General
Most Reverend Joseph J. Tyson, Bishop of Yakima
The Most Reverend Joseph J. Tyson currently serves as Bishop of the Diocese of Yakima in central Washington. In 2005, he was consecrated Auxiliary Bishop of Seattle and named Vicar General, and from 2008-2011, he served as Superintendent of Catholic Schools. He was installed as Bishop of Yakima in 2011 and currently serves as a member of the USCCB’s Subcommittee on Pastoral Care for Migrants, Refugees, and Travelers, and Hispanic Affairs, and Committee member of Migration and Refugee Services, and member of the Committee for the Catholic Campaign for Human Development.

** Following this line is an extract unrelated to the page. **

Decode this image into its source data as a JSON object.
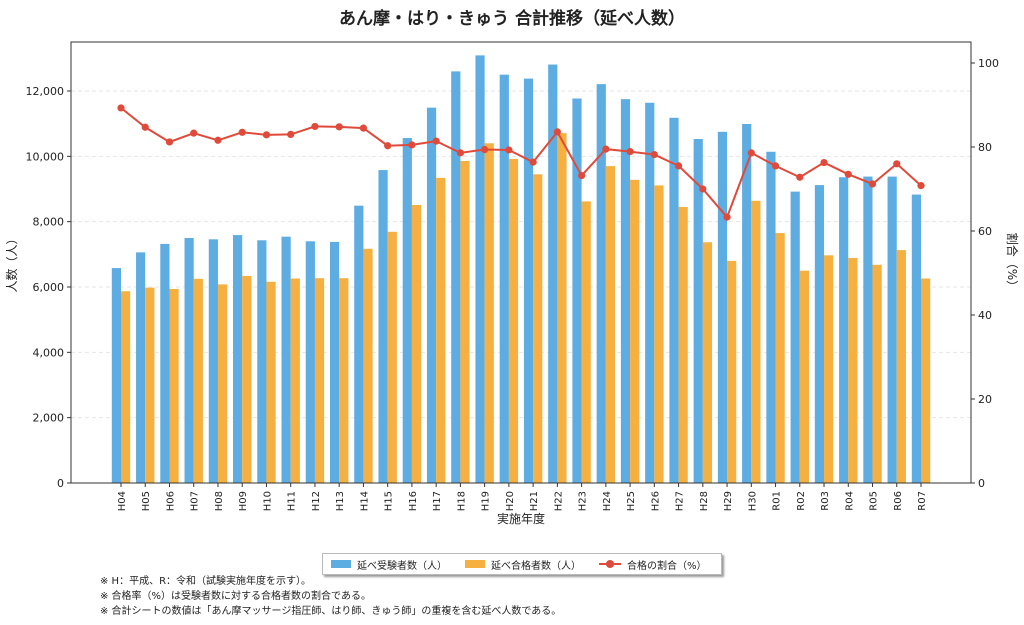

The Diocese of Yakima has roughly 40 parishes and mission churches and regularly serves about 170,000 Catholics. During harvest time, however, an additional 100,000 migrant workers reside in the region, most of whom are Spanish-speaking Latinos. Confronted with this reality, Bishop Tyson saw an opportunity to both serve the migrants in the fields and help form future priests in the diocese. Shortly after his installation in the Diocese of Yakima, Bishop Tyson began a migrant ministry program, requiring that all seminarians in the diocese spend a summer working in the fields alongside the migrant workers. It’s an opportunity to bring Mass to the workers, many of whom would not have the ability to go otherwise, but it’s also a key part of the seminarians’ formation. “It’s important that our future priests know in their bones the labor of the bread and the wine,” says Tyson, “and know the lives behind our agricultural workers.” Bishop Tyson’s degrees include a Bachelor of Arts in Russian and Eastern European Studies as well as Editorial Journalism from the University of Washington, a Masters in International Relations from the University of Washington, a Masters of Divinity from the Catholic University of America, and an honorary Doctorate of Letters from St. Martin’s University in Lacy.